A comprehensive Eucharistic spiritually encompasses three aspects: celebration, contemplation, and mission.
Celebration―Gathered at the Table
“The celebration of the Eucharist joyfully proclaims the marvels God has accomplished in our history. Daily . . . , we give thanks for the new covenant which God has sealed once for all in the blood of his Son, and which he renews in his ever faithful love” (Rule of Life, 24).
For Christians, the paschal mystery―the dying and rising of Jesus Christ―is God’s greatest act of salvation. By our union with Christ in this sacrament, we die to sin and rise to new life with him. Thus, we experience the power of the Eucharist to renew and transform us as “we offer to the Father our own lives along with the hopes and sufferings of all those with whom we are working to build a society based on justice and love” (Rule of Life, 25).
Contemplation―Remaining at the Table
“We internalize the celebration of [the Lord’s] Passover by a prayer that makes our whole life a prolongation of our Eucharists.” “Our response to this presence of Christ is to enter into the dynamism of the Eucharist with a prayer of adoration, of praise and thanksgiving, of reconciliation and intercession, as church and for the world” (Rule of Life, 28, 30).
The Passover of the Lord Jesus is at the center of God’s redemptive plan; it is also the source of contemplation of that mystery. Christ’s presence in the sacrament calls for a prayer of presence and reflection on all that God has wrought in salvation history. It makes us increasingly more aware of and grateful for God’s faithfulness and love.
Mission―Sent from the Table
“We seek to understand all human reality in the light of the Eucharist, source and summit of the life of the church. We discern in this sacrament a call to share in the life and mission of the Lord, and we give priority to activities that manifest the riches and demands of the Eucharistic mystery in all its dimensions” (Rule of Life, 34).
The final act of the celebration of the Eucharist is the dismissal, the sending. The table of the Lord inevitably leads to mission. The two disciples of Emmaus ran from the table of their encounter with the risen Christ back to Jerusalem to announce that they had seen him in the breaking of the bread. The apostles, filled with the fire and power of the Holy Spirit on Pentecost, left the Cenacle, where they had shared the Last Supper with Jesus, to begin the church’s universal mission.

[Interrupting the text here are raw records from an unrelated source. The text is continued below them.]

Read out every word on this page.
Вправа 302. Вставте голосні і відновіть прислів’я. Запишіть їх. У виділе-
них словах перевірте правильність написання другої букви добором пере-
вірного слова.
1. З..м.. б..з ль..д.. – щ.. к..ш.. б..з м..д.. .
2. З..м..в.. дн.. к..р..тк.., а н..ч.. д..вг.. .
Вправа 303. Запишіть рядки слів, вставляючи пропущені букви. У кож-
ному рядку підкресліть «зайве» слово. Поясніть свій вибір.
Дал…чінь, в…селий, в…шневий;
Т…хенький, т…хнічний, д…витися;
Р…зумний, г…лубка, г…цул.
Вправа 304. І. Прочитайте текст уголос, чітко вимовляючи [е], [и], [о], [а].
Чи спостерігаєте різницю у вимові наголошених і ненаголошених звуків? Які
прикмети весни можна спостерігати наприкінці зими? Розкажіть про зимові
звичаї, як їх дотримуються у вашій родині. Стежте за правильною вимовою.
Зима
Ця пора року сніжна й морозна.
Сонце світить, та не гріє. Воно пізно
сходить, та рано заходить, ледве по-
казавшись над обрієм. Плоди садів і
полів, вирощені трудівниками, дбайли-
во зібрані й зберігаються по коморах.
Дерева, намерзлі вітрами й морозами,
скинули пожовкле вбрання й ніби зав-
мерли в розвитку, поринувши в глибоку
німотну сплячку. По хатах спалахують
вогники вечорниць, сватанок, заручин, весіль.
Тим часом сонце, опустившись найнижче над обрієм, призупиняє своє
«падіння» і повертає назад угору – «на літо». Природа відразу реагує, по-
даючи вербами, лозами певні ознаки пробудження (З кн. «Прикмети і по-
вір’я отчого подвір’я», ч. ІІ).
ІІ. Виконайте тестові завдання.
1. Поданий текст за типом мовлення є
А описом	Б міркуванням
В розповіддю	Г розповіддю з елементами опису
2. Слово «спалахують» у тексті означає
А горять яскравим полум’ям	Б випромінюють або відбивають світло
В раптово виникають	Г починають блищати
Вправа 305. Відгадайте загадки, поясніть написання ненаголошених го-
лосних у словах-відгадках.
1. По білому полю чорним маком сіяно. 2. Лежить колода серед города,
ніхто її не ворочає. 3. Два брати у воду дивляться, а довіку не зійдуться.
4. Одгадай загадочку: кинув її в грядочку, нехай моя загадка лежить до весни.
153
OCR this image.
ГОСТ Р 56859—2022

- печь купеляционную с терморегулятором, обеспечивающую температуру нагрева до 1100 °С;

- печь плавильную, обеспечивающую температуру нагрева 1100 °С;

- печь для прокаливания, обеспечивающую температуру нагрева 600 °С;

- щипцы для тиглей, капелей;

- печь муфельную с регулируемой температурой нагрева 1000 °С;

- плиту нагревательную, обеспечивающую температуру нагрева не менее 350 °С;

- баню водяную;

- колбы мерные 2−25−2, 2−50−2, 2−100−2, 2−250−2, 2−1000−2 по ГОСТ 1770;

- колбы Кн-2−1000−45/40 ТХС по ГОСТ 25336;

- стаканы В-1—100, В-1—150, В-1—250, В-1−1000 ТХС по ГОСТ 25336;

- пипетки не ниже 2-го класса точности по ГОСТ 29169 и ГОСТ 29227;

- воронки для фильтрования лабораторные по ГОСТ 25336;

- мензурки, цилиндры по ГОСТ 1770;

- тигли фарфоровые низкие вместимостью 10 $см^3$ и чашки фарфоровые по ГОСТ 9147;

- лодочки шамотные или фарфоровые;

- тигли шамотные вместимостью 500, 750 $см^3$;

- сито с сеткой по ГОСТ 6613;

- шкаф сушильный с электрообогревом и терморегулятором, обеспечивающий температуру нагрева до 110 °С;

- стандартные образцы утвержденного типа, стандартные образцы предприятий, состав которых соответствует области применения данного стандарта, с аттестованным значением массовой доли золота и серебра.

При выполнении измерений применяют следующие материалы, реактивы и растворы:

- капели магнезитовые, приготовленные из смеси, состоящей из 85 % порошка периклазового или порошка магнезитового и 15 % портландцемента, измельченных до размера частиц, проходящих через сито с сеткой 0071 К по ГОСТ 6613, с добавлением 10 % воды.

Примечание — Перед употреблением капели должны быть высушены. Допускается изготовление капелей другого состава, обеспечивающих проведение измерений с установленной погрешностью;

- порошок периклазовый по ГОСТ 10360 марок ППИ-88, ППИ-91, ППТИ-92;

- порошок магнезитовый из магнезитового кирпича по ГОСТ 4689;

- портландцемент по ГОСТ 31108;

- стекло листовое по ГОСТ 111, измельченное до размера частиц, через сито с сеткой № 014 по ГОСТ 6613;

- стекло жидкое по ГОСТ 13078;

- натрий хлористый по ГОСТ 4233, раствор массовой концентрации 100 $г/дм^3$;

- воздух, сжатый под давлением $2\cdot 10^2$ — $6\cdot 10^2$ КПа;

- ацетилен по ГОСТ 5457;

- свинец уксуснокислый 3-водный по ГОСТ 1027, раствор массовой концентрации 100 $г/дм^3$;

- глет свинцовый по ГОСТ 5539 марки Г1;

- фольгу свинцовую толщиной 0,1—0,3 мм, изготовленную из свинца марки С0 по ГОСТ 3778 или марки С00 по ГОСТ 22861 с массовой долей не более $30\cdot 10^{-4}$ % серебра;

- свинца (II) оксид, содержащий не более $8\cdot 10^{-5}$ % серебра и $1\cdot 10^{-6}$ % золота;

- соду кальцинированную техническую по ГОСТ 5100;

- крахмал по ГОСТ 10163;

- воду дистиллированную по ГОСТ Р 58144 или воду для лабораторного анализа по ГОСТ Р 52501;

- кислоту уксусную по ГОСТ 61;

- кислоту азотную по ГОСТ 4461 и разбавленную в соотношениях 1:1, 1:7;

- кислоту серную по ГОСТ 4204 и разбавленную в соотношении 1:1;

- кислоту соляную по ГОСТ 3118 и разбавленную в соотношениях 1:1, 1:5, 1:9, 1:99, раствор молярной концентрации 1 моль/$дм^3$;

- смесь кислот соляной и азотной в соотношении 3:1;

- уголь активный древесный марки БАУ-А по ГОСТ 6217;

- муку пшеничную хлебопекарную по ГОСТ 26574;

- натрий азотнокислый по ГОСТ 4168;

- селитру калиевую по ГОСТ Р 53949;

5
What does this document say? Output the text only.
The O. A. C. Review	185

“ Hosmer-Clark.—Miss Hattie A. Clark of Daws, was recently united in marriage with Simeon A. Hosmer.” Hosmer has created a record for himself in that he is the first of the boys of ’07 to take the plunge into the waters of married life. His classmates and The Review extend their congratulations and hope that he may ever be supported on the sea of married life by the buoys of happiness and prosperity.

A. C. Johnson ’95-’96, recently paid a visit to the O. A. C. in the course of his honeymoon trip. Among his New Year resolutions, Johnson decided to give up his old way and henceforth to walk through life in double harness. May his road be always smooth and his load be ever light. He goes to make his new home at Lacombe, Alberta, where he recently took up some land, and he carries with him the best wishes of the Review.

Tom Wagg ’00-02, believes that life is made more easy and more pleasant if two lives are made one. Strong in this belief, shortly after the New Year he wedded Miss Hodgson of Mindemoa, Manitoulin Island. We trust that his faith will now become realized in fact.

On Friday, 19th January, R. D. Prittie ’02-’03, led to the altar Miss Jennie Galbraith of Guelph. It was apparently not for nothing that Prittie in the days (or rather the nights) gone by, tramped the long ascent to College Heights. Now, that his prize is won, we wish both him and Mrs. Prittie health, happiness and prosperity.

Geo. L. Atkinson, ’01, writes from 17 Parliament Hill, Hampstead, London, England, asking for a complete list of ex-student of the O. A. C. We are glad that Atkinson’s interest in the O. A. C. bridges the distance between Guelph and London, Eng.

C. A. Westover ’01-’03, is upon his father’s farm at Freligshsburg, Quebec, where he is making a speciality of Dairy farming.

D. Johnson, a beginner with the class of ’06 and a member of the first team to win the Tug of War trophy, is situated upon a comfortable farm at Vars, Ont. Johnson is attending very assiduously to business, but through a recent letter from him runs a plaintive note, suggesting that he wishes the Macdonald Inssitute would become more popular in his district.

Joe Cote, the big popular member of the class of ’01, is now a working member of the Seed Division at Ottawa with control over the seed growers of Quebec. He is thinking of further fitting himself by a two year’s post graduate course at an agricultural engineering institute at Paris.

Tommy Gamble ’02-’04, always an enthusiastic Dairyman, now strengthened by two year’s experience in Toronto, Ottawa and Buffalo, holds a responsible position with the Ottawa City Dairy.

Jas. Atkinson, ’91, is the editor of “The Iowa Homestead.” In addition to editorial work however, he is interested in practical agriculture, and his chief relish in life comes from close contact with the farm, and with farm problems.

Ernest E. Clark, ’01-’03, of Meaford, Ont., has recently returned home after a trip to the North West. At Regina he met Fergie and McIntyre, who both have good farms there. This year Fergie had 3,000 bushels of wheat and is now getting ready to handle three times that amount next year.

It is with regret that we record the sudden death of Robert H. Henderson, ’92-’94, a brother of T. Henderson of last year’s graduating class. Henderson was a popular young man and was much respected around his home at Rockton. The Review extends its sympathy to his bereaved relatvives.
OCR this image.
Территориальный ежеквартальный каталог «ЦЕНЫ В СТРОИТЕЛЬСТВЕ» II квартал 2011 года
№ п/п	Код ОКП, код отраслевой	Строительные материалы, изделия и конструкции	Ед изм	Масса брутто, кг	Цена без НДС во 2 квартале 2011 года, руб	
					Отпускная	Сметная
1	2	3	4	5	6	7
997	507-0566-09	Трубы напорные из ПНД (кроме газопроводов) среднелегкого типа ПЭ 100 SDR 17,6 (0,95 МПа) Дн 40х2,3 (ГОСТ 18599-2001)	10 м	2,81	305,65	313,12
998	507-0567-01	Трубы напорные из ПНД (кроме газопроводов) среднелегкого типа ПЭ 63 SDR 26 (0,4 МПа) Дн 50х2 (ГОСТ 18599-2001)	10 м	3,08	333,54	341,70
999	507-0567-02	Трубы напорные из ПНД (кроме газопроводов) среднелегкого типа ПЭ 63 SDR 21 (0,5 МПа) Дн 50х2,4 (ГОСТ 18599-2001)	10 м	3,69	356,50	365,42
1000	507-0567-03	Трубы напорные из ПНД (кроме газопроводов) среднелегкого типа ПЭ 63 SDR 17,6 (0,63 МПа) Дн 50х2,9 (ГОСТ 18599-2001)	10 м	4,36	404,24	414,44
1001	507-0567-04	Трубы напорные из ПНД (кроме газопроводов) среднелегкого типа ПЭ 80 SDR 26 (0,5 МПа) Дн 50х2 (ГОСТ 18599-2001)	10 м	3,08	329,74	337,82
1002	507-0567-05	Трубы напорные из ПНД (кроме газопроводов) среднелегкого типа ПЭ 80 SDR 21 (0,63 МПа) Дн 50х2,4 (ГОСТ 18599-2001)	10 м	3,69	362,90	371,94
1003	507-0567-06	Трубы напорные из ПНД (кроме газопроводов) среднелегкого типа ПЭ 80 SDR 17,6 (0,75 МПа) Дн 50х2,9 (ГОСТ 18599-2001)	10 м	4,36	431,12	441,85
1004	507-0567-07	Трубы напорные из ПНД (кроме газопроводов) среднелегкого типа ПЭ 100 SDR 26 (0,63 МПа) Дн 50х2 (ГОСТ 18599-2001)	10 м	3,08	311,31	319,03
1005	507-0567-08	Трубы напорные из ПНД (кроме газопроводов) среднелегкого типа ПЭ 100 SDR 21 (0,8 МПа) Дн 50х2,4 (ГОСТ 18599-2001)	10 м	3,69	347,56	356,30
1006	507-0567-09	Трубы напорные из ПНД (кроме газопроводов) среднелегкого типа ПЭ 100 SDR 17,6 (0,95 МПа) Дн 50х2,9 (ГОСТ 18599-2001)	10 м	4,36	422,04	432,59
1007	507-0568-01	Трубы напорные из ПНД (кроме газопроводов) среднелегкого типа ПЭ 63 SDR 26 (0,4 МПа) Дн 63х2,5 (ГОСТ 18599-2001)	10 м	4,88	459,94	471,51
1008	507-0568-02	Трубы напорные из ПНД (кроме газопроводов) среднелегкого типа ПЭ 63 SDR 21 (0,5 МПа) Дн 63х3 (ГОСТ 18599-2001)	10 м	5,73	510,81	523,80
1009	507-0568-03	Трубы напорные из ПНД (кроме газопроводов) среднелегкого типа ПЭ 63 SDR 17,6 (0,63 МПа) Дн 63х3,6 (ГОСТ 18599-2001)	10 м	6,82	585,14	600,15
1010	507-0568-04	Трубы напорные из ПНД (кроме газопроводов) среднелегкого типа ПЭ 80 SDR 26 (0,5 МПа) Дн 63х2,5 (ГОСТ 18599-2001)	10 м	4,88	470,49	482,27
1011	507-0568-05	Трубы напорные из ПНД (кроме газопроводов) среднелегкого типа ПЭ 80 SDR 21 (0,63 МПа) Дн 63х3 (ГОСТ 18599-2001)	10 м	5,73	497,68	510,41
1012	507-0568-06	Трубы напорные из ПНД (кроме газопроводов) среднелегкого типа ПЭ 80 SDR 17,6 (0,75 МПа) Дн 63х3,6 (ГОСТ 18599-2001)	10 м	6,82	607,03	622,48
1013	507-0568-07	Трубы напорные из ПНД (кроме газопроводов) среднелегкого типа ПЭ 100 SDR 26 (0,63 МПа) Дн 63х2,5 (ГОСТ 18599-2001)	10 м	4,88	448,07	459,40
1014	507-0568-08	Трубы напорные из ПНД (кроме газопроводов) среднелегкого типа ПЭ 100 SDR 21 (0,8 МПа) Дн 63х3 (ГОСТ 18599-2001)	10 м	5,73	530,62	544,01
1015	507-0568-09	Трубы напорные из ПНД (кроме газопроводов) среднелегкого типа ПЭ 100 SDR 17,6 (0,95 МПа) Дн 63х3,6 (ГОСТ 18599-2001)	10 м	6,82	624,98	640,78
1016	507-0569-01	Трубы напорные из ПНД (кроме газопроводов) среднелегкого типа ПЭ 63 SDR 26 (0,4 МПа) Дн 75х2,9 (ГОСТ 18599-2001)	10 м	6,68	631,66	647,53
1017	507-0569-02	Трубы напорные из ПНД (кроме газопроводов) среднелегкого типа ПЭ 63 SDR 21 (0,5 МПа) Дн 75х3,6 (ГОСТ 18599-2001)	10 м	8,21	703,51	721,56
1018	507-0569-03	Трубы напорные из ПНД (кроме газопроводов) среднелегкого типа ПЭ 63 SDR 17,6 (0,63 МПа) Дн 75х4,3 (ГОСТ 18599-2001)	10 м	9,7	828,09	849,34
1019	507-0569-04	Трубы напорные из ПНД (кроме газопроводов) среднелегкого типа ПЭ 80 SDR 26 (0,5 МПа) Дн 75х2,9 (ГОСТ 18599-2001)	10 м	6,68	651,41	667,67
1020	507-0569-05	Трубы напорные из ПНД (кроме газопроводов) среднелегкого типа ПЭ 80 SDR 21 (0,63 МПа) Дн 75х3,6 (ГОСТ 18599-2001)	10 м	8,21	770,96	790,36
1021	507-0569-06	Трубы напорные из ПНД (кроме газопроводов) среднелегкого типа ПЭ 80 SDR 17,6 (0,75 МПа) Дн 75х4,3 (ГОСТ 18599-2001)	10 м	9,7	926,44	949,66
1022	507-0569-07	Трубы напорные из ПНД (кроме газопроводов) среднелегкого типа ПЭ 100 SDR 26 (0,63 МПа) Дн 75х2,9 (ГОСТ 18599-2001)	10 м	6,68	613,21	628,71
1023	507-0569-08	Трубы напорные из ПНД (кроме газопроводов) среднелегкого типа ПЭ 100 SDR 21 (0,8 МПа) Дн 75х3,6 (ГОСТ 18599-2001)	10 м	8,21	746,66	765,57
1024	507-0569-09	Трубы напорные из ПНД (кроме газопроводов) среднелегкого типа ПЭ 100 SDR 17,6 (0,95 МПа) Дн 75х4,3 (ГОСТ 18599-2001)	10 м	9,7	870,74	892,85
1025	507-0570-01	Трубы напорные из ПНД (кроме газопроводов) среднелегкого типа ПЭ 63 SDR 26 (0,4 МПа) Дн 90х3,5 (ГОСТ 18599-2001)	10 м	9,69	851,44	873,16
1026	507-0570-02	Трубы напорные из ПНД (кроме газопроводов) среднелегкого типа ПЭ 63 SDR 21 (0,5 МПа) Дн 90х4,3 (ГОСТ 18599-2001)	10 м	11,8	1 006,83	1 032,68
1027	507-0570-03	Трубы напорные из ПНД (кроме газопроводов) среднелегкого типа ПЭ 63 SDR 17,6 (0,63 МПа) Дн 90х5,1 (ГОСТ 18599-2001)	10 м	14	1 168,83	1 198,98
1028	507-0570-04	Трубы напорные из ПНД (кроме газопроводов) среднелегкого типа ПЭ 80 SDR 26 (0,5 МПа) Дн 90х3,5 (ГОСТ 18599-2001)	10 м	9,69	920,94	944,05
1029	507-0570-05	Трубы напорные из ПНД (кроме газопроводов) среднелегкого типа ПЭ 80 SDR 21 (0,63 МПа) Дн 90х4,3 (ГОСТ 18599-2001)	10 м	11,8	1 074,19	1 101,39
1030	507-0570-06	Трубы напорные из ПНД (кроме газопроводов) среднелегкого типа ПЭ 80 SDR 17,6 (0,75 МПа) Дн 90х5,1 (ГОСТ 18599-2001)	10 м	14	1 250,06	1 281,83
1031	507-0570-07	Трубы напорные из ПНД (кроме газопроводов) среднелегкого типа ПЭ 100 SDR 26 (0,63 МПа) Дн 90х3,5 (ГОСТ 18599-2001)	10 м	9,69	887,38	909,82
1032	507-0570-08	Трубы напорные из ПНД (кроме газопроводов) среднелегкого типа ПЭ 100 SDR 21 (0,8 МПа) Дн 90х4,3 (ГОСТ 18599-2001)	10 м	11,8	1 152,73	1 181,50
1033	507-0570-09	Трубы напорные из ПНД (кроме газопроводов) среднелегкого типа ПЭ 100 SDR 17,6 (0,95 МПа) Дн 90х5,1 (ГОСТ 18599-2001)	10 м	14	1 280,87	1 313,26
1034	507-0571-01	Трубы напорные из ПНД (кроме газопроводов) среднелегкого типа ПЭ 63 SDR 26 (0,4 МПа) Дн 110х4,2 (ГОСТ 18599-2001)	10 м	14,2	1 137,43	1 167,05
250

In every place and circumstance across the centuries, the followers of Jesus have found inspiration at the eucharistic table to go forth in his name to preach the Gospel, feed the hungry, shelter the homeless, heal the sick, clothe the naked, and encourage all on the journey of life. We who gather at the table, who meet Christ in his word and sacrament, and in each other, are called to bring his life and love to those around us through committed lives of witness and service. Saint Peter Julian Eymard exemplified this in his own life, as he lived the fruits of a rich eucharistic life and faith in service to the poor.